The smarter companies?
They’ll do both.
They’ll set the strategic direction from the top: What should be automated? Where do we want AI driving outcomes? What workflows are repeatable, scalable, and aligned to revenue and customer value?
And they’ll also empower their teams from the bottom-up:
They’ll let RevOps build agents that clean CRM data daily.
They’ll let AEs automate follow-up sequences with built-in deal context.
They’ll let BDRs spin up mini-agent chains that research, personalize, and send outreach while they sleep.
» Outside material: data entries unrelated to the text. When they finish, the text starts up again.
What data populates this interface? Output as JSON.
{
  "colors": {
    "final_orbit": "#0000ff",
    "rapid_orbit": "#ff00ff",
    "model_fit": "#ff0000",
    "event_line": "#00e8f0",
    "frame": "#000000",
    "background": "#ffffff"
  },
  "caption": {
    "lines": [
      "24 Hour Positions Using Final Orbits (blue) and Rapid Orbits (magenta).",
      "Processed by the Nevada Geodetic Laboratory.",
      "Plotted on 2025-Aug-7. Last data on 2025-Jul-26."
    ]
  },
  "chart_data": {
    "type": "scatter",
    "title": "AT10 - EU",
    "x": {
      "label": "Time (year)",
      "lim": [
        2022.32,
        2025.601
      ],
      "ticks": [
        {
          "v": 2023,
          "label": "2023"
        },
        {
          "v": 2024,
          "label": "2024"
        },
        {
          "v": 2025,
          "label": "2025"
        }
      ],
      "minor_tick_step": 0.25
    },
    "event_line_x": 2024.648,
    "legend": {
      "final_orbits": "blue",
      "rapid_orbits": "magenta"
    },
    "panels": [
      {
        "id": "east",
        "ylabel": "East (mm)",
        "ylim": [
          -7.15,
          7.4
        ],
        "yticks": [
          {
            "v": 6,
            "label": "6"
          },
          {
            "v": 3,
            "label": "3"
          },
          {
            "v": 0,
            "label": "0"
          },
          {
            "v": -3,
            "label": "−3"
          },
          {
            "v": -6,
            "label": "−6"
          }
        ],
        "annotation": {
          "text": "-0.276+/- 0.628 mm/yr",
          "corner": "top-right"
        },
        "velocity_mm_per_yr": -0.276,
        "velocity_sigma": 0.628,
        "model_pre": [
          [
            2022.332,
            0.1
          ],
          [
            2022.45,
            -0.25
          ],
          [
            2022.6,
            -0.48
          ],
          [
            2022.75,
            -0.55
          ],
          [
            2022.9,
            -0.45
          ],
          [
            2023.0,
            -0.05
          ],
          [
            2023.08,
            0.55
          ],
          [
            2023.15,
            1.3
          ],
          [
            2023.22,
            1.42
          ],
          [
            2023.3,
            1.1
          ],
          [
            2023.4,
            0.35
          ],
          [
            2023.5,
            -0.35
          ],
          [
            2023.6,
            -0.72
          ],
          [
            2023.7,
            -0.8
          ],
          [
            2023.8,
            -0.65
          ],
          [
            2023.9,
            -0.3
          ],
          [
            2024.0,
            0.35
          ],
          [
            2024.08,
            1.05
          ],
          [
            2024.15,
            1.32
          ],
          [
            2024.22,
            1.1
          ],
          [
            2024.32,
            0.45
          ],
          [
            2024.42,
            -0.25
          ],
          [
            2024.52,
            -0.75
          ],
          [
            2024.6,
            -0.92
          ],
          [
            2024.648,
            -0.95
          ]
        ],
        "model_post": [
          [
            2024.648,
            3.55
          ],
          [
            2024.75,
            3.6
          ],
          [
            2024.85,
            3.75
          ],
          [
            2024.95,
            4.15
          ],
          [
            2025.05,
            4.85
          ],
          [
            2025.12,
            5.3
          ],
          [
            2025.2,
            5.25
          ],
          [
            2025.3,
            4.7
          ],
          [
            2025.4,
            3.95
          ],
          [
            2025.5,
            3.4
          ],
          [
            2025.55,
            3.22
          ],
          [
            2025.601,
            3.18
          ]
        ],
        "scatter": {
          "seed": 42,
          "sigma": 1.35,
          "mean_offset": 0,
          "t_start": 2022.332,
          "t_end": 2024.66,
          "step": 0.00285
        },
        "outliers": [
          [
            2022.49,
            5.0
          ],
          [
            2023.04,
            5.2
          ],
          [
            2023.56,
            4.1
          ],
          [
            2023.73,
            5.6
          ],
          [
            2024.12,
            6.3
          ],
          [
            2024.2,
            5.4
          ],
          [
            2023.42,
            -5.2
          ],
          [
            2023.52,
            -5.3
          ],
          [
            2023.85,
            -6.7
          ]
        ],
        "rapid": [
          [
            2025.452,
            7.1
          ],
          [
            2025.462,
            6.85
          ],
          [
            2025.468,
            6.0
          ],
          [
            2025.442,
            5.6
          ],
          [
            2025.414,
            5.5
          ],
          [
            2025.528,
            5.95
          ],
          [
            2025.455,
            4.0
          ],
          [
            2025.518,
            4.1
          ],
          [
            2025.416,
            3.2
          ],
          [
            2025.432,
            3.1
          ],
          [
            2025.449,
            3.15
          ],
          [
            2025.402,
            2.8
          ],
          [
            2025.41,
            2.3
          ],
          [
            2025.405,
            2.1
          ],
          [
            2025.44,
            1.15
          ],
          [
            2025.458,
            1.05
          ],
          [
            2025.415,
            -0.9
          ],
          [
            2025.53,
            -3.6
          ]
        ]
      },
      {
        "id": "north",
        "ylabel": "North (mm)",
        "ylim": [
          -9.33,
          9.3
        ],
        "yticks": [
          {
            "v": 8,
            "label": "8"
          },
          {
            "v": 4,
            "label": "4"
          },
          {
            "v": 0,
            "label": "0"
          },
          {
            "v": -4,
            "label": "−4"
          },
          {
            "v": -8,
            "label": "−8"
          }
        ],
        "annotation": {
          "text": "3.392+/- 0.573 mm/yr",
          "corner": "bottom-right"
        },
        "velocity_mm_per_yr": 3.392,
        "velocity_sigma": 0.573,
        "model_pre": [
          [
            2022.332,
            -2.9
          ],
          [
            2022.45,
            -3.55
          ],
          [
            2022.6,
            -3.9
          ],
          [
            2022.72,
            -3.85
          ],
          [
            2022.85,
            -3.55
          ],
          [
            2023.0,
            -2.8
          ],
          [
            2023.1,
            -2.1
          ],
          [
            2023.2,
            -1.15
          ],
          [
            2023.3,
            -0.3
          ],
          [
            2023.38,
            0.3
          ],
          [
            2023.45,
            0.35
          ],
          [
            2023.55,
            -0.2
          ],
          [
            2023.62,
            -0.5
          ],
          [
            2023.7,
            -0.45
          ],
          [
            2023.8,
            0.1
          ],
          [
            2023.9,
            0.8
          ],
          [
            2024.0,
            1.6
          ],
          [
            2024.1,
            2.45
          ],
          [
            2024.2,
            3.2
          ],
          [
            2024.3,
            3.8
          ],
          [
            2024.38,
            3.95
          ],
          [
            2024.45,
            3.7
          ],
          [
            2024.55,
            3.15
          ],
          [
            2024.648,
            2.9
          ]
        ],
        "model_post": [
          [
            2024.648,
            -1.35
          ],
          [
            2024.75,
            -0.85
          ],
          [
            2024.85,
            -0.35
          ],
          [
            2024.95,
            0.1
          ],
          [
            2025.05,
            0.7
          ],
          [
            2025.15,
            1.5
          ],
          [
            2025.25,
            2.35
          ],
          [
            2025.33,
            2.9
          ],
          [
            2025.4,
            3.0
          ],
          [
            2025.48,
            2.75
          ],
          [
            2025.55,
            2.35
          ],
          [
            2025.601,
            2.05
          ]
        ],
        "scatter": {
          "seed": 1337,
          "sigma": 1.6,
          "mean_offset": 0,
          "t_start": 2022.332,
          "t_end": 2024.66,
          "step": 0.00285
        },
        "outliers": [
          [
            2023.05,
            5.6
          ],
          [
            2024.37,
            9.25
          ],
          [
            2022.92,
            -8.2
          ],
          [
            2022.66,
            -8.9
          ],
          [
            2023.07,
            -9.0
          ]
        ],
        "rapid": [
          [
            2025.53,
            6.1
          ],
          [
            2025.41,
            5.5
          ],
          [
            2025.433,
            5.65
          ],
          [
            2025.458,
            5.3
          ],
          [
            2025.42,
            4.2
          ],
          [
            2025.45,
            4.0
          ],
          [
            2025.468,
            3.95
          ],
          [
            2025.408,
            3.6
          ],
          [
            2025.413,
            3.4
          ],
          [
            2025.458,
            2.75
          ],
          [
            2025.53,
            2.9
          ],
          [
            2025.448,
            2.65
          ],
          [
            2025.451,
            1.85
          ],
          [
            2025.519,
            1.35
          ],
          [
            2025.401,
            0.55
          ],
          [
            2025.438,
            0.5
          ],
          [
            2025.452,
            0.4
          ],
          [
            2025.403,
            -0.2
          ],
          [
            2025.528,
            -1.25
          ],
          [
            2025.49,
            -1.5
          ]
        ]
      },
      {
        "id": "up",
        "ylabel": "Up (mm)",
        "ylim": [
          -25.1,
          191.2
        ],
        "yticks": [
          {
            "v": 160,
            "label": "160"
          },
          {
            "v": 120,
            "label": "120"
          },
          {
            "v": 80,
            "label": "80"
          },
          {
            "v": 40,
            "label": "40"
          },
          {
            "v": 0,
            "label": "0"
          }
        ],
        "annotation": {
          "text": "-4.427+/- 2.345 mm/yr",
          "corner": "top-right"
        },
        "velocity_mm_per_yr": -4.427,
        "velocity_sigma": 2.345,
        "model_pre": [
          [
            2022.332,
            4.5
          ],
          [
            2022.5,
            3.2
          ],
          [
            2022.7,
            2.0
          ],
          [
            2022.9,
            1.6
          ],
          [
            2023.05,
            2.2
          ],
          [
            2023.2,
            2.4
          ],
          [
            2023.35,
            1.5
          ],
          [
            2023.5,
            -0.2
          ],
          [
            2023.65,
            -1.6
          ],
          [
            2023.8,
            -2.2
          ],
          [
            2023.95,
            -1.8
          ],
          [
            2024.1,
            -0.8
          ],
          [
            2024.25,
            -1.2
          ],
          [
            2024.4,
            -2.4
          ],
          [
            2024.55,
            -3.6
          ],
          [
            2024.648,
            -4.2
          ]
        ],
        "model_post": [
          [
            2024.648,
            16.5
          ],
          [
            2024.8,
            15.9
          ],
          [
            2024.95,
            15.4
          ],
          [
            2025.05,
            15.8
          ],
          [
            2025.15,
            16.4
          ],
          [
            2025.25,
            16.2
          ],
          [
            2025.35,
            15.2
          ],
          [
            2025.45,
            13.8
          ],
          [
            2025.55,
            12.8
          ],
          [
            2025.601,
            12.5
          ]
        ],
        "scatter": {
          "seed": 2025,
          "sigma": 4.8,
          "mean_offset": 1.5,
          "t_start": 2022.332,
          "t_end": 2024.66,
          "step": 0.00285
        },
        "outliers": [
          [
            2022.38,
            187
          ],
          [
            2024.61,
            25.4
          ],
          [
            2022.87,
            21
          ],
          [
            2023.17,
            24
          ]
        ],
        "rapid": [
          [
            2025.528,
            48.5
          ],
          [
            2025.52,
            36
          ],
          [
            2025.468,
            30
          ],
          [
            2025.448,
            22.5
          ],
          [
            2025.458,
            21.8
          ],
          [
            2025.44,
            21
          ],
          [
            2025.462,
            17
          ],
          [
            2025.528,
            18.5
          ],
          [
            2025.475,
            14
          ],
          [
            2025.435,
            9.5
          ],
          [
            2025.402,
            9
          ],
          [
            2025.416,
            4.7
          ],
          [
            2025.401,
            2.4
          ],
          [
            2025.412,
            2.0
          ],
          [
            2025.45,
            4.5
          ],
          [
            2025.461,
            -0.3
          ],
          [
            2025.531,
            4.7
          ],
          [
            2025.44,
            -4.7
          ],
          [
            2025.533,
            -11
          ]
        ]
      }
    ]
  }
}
Because here’s the truth: when you hold your people back from building with AI, you’re holding your company back from winning with AI.
Companies who understand and empower their teams with AI, will use the unique human power that is amplified and your humans will become your moat like I spoke about before.
Where to Start: Actionable Steps to Enter the Multi-Agent Era
- 
Audit Your Manual Repetition 
 Don’t start with what you can automate. Start with what you repeat constantly.- 
Where is your team duplicating work? 
- 
Where are they following a playbook you could codify into an agent system? 
 Map those out. That’s your low-hanging fruit for AI orchestration.
 
- 
- 
Create a Top-Down AI Strategy Charter 
 Define which outcomes matter most—faster pipeline velocity, cleaner handoffs, higher renewal rates—and prioritize AI projects around those.- 
Appoint a cross-functional AI council (Sales, RevOps, Enablement, CS) to evaluate impact and risk. 
- 
Set principles: where agents should act independently, where humans intervene, and where AI augments. 
 
- 
- 
Enable Bottom-Up Agent Creation 
 Pick a group of forward-thinking reps, ops professionals, or CS managers.
 Give them access to low-code/no-code agent-building tools.
 Challenge them to build one workflow each in 30 days.
 You’ll create internal champions, generate real use cases, and uncover insights your leadership team might miss entirely.
- 
Define the Guardrails, Not Walls 
 You don’t need to restrict every use. You need to shape it.- 
What data can agents touch? 
- 
Who can trigger external communication? 
- 
When should a human approve an action before it goes live? 
 Enable freedom within structure. Innovation thrives when trust and clarity coexist.
 
- 
- 
Treat AI Agents Like Team Members 
 Just like you’d onboard a new hire, you need to:- 
Assign owners for each agent workflow 
- 
Monitor performance, errors, and feedback loops 
- 
Set KPIs and review performance in your team’s operational cadence 
 
- 
Agents aren’t just “running in the background.” They’re executing in your frontline workflows. Treat them like part of the team.
- 
Educate Through Use, Not Training 
 Don’t send your team to a 4-hour workshop.
 Give them a starter pack:- 
A prompt template 
- 
A short demo 
- 
A Slack channel to share what they built this week 
 Adoption comes from action, not theory.
 
- 
Mindset Shift: Decentralized AI = Accelerated Revenue
This is the real unlock.
The companies that accelerate with AI will have two things in common:
- 
A clear top-down vision of what to automate, why it matters, and how it supports revenue 
- 
A bottoms-up culture where everyone—from the SDR to the CSM—can build, experiment, and scale AI workflows that improve their day-to-day 
If you only do the former, you’ll move slow and stay rigid.
If you only do the latter, you’ll move fast but spin in circles.
Do both, and you’ll create an AI-powered organization that learns, adapts, and scales faster than the market.
The companies that win in the multi-agent era won’t just be those with the most data.
They’ll be the ones who trusted their people with the power to build—and gave them the systems to do it right.